3.2. High-Speed Rail-to-Rail Comparator

Conventional comparators typically use a differential input pair consisting of NMOS transistors for comparison. However, in some cases, when the reference voltage closest to GND does not exceed the V_TH of the input gate, it may result in incorrect output values. This is also the case when V_MAC fails to exceed V_TH. Therefore, to support data conversion across the entire dynamic range, the proposed FS ADC requires comparators that can perform rail-to-rail detection and high-speed operation.
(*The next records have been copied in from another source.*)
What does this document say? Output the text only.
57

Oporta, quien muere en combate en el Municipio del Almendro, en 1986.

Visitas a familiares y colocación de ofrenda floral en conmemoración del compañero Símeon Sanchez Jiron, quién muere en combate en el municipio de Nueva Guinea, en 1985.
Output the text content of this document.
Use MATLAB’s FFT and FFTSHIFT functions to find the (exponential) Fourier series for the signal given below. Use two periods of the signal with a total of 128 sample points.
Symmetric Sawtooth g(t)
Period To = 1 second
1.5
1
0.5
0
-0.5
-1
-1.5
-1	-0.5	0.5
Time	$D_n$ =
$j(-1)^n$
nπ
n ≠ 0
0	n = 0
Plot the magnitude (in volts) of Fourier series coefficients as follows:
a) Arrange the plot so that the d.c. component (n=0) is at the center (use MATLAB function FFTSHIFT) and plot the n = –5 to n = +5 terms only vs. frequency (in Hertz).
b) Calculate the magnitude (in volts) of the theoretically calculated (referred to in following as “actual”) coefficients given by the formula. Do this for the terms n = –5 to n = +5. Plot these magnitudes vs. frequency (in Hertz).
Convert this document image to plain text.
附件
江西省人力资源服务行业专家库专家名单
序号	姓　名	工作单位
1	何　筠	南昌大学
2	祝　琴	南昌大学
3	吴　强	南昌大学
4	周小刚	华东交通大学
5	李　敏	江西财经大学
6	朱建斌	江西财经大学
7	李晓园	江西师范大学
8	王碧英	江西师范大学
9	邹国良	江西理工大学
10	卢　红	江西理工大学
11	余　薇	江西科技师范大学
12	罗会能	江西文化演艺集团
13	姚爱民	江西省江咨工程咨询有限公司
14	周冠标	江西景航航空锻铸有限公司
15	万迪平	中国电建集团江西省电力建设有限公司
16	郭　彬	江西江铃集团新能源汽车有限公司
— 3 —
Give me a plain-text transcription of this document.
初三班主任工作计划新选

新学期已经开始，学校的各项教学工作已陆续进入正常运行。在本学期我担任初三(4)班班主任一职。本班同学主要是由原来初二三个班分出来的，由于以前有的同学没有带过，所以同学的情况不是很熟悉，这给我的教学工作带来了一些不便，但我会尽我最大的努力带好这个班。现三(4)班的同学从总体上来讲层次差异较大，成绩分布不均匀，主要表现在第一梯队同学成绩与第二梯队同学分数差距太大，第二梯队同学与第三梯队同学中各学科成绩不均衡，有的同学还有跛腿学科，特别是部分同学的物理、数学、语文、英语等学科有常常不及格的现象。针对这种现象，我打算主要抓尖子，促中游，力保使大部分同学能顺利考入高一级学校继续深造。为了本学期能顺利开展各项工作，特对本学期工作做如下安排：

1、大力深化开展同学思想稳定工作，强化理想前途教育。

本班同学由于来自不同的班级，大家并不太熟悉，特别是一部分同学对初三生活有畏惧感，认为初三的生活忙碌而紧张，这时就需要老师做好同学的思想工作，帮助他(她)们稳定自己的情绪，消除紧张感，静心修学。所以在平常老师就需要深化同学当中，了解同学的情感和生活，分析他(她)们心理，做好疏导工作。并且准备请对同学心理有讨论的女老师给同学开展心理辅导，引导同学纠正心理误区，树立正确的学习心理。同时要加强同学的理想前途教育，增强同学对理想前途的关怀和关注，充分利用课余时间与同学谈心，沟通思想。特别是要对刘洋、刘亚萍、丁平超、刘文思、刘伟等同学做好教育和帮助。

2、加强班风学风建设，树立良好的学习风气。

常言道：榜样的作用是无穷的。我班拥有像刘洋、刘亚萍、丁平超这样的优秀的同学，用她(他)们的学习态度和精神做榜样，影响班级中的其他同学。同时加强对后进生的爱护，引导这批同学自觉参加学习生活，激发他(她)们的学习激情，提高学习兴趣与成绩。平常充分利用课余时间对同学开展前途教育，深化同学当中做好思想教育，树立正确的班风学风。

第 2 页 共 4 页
Figure 10a shows the comparator proposed in the literature [30]. It utilizes both NMOS and PMOS differential input pairs, enabling operation over the full dynamic range and achieving sufficient speed, rendering it suitable for the proposed architecture. However, because the number of input pairs is higher than when using only NMOS, kickback noise due to gate capacitance increases. To minimize kickback noise, the sizes of the differential input pairs consisting of NMOS and PMOS are designed using the minimum size in the 65 nm CMOS process. In addition, to prevent comparison result loss caused by CLK, a latch is added to ensure accuracy.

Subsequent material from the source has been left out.